First there was Hung Kings Day. Now comes the second post-Tet holiday of the year. And you’ll notice a country swelling with pride.
Reunification Day, or Liberation Day as it’s sometimes known, is one of the most important public holidays in Vietnam.
You’ve surely heard about Reunification Day before, and the name itself is pretty self-explanatory. But what’s the real meaning behind the day? And how is it that people in Vietnam, and around the world, celebrate this public holiday?
To understand the reunification of Vietnam, we’ve got to start with how it ended up divided in the first place.
After World War II, Ho Chi Minh declared the independence of Vietnam, on September 2nd, 1945. His declaration quoted from the American Declaration of Independence. He also quoted the French Revolution’s Declaration of the Rights of Man and the Citizen.
Fighting between French colonial forces and the Viet Minh intensified by the end of the year. This resulted in France’s retaking control of Saigon and the southern regions. The Viet Minh then turned to guerrilla tactics.
Although Viet Minh control in the North lasted a little longer, by the end of 1946 this was also gone. The Haiphong Incident, in which 6,000 citizens of the city were killed in a French bombardment, led to the Battle of Hanoi. Viet Minh forces under Vo Nguyen Giap were defeated. The troops then retreated to the countryside.
Over the following years, the Viet Minh kept up a campaign of low-level insurrection. This was particularly successful in the highlands and across the border in Laos.
French attempts to prevent Vietnamese troops from moving into Laos eventually led to the Battle of Dien Bien Phu in 1954. Vo Nguyen Giap’s crushing defeat of the French ended French colonial control of Vietnam.
Vietnam was divided into two separate areas at the Geneva Convention in 1954. This division mirrored the ideas also used in Korea. Even if the north falls to Communism, the south might resist its influence.
American troops, which first arrived in Vietnam in 1965, withdrew in 1973. North Vietnamese forces later made continued progress southward.
The Easter Offensive in 1975 had originally been planned as part of a smaller campaign. However, the rapidity with which the South Vietnamese army fell took many by surprise. So, the North Vietnamese troops continued south.
Saigon was captured by the forces of the People’s Army of Vietnam on April 30th, 1975. This marked the end of the American War.
And the modern-day Socialist Republic of Vietnam was formed.
Reunification Day itself serves a dual purpose. First and foremost, it is a day to celebrate the end of the conflict and the reunification of the country. It is also an opportunity for people to reflect on, and remember, a conflict that played an important role in the making of modern Vietnam.

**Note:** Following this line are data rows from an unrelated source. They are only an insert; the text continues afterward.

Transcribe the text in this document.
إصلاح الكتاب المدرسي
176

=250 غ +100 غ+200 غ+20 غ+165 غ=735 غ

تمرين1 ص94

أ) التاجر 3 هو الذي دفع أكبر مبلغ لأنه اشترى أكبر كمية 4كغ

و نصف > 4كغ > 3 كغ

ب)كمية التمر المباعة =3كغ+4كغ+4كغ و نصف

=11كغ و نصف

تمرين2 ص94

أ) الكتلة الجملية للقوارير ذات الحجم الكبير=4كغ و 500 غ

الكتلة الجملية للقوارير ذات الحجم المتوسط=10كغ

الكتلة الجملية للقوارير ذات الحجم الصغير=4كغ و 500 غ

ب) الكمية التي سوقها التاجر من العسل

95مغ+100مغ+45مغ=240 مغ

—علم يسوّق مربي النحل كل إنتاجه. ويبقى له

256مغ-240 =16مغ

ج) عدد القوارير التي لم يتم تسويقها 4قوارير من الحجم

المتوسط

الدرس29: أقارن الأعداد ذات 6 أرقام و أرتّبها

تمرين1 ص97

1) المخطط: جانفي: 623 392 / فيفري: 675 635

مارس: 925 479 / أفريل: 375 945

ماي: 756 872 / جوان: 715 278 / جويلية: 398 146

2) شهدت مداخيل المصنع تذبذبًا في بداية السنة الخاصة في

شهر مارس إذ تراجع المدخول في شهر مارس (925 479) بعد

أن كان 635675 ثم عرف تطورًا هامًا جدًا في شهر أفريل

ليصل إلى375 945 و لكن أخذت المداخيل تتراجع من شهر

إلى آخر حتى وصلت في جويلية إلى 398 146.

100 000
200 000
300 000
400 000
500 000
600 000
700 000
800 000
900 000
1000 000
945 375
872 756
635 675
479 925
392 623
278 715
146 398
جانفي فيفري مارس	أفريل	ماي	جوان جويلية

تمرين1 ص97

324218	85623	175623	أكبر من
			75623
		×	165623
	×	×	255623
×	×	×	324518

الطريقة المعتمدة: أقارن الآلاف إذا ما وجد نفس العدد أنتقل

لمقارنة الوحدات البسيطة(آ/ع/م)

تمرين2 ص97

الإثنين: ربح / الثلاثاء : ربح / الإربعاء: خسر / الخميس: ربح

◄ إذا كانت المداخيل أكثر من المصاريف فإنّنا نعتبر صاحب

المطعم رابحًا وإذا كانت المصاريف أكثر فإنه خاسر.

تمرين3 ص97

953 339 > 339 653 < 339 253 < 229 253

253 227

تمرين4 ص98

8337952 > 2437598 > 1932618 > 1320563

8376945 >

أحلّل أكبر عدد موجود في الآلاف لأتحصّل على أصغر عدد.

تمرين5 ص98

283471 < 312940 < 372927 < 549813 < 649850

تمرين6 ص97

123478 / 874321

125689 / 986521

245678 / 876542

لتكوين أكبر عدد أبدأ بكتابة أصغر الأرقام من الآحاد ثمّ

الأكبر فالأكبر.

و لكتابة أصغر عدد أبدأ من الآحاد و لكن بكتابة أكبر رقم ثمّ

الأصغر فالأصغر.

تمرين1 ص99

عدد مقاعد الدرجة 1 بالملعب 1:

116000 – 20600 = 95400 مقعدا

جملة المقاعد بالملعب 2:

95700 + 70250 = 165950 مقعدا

Reunification Day is also a day on which to celebrate one’s patriotism.
Some overseas communities do not see the holiday in a particularly positive light. However, many of the festivities of the day serve as both remembrance and to highlight the achievements of the country following the end of the war.
The range of festivities across the country varies. From small, solemn affairs to bombastic military parades.
In the smaller provinces, there are ceremonies such as flag raising and speech giving. In larger cities, fireworks displays often take place. Also, many museums and cultural centers hold exhibitions and festivals. Last year saw ethnic folk games organized in Hanoi and a traditional crafts festival in Hue, among others.
Vietnamese consulates around the world celebrate the day too, particularly in those countries that offered assistance and support during the war.
International Labor Day follows this patriotic celebration. These back-to-back holidays lead many Vietnamese families to take the opportunity to visit their hometowns or to go on holiday. The major urban centers don’t become quite as quiet as during Tet, but they do mellow.
The holiday is also one of the many times of the year that flags fly up and down the country. You see them both outside people’s homes and in public spaces.
This year, there’s uncertainty about what’s going to happen on public holidays in Vietnam. And indeed, around the world.
The government canceled the major Hung Kings Day processions, to protect people from COVID-19. You can expect the same for Reunification Day, even with some of the lockdown restrictions lifted. But, that doesn’t mean we can’t all still get on board with the purpose of the day. It’s important to remember how Vietnam pulled itself together after such great adversity.
In these trying times, Reunification Day can serve as a reminder. Working together towards a common goal remains as fundamental a feature of society as ever.